Başbakan Yardımcısı Kurtulmuş, şunları kaydetti:
"Aslında bu uçağın vurulduğu anda milliyetinin bilinmediğini ve böyle bir olayın eğer Rus uçağı olsaydı -çünkü biliyorsunuz çok sayıda kimliği bilinmeyen hava aracı var- biz böyle bir olayla karşılaşmayacak olduğumuzu devletin en üst kademesinden bu görüşleri dile getirdik. Bu aslında bu konuda ne kadar titiz davrandığımızın da diplomatik anlamda açık bir ifadesidir. Ama bundan sonra şunu da ifade etmek isterim ki bu süreçte herkes karşılıklı olarak her iki tarafın yetkilileri karşılıklı olarak diplomatik olarak sözlerini dikkatle seçiyorlar ve konuşuyorlar.
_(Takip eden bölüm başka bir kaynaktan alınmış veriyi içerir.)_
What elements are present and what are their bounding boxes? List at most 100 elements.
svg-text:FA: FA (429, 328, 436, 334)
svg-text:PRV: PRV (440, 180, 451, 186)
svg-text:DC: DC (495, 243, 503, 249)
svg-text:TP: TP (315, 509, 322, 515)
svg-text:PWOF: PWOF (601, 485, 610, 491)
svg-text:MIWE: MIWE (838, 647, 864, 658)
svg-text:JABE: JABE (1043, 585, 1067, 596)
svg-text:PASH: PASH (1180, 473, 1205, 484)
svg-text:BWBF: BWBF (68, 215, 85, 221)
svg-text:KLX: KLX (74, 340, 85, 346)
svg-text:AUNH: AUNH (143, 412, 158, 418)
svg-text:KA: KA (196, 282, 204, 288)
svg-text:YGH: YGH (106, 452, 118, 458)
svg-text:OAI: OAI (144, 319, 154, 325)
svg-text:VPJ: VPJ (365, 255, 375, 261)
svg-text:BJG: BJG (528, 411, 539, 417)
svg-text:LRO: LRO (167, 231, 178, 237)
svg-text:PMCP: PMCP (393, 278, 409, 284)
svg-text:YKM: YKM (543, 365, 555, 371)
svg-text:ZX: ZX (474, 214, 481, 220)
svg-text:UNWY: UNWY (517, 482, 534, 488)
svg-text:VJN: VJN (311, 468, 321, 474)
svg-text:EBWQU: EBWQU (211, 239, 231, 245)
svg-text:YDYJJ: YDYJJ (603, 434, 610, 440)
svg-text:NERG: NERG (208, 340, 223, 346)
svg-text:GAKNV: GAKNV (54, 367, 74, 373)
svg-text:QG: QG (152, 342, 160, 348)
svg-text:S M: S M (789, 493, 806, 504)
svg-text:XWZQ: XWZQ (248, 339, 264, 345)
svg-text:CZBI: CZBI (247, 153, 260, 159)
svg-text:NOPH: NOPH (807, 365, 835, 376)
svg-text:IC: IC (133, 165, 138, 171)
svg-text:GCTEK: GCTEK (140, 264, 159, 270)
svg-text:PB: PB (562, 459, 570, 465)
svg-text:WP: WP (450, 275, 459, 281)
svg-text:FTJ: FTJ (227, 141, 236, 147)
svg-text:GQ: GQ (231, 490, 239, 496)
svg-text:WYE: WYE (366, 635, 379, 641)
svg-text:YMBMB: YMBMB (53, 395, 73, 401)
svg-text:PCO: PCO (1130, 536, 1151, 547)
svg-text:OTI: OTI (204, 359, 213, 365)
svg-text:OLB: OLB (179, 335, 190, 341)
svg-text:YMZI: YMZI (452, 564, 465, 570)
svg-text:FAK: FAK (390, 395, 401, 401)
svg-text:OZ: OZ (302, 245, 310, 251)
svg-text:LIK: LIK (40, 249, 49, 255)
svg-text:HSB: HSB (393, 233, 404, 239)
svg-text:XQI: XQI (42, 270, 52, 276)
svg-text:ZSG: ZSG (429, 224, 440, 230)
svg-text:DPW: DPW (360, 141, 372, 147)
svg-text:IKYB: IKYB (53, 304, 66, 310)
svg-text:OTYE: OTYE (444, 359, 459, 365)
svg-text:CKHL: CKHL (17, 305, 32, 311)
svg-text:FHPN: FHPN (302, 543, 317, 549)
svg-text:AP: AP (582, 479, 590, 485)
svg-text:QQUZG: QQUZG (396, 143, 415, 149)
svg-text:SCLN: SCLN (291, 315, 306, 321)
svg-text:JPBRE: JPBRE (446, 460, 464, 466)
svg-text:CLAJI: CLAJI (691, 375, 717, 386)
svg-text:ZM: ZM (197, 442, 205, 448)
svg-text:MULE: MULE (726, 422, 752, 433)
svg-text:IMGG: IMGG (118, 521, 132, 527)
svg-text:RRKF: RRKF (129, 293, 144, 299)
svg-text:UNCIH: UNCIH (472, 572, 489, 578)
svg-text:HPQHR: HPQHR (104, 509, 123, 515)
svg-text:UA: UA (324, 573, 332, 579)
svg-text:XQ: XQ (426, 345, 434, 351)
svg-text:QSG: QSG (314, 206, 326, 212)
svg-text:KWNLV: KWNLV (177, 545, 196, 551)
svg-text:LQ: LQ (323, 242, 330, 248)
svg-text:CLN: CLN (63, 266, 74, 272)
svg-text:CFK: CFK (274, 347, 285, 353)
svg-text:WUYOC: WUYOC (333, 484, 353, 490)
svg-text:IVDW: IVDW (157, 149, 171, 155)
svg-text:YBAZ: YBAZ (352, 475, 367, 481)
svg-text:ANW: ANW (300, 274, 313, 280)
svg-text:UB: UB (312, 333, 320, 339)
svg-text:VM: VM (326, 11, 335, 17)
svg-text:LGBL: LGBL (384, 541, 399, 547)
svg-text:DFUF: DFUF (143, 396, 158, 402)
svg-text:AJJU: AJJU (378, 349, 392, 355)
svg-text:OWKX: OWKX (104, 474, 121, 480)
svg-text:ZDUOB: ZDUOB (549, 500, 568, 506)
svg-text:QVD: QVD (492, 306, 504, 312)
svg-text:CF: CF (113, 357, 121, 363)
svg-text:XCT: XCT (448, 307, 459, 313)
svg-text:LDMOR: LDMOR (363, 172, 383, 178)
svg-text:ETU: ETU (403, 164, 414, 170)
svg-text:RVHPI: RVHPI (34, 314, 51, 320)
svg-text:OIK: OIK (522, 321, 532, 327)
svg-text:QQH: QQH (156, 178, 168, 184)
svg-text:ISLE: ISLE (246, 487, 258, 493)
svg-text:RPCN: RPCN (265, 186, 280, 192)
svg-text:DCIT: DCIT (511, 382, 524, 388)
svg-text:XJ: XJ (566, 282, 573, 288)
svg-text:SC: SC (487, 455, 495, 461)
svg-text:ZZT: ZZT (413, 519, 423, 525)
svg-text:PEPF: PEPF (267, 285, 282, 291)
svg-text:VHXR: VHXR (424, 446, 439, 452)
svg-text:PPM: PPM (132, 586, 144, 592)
Türkiye bunu çok açık ifade etmiş oldu. Yani eğer bu bir Rus uçağı olduğu bilinseydi böyle bir olay vuku bulmazdı. Eğer o kanallarda uyarılar yapıldığında karşı taraf 'biz Rus uçağıyız' diye en azından ikazda bulunsaydı, bizim ikazlarımıza mukabil ikazlarda bulunulmuş olsaydı herhalde böyle bir olay vuku bulmazdı. Biz nasıl 'Rus uçağı, milliyetini bilseydik böyle bir şey olmazdı' diyorsak, şuna güvenerek söylüyoruz, Rusya ile bu kadar yakın ilişkilerimiz var, bu kadar stratejik ortaklıklarımız var, ticari olarak bu kadar gelişme potansiyeli çok yüksek bir ticari ortaklık alanımız var ve aramızda hiçbir sorun yok, uzunca bir süredir hiçbir sorun yok. Böyle ikili ilişki içerisinde olan ülkeden Rus tarafının da bile bile isteyerek Türkiye tarafında, Türkiye'ye düşmanca bir tavır içerisinde olmayacağını bildiğimiz için Rus uçağı olsaydı zaten böyle olmazdı diyoruz. Rus uçağı buradan geçiyorsa, Ruslar herhalde gelip uçaklarıyla Türkiye'yi bombalarlar diye endişe etmeyiz. Türkiye'ye bir zarar verir diye endişe etmeyiz. Onun için bunu bu rahatlıkla söylüyoruz. Dolayısıyla diplomatik anlamda bu söz söylenmiştir. Türkiye'nin en üst devlet kademelerinden söylenmiştir. Doğrusu da budur. Bunu söylerken de hem sözler dikkat edilerek seçilmiş, hem de olayın hakikati ortaya konulmuştur."
SURİYE SUNUMU
Toplantıda, kurul üyelerine Genelkurmay Başkanı Orgeneral Hulusi Akar, Dışişleri Bakanlığı Müsteşarı Feridun Sinirlioğlu ile MİT Müsteşarı Hakan Fidan, Suriye sınırı ile ilgili gelişmeler konusunda sunum yaptı.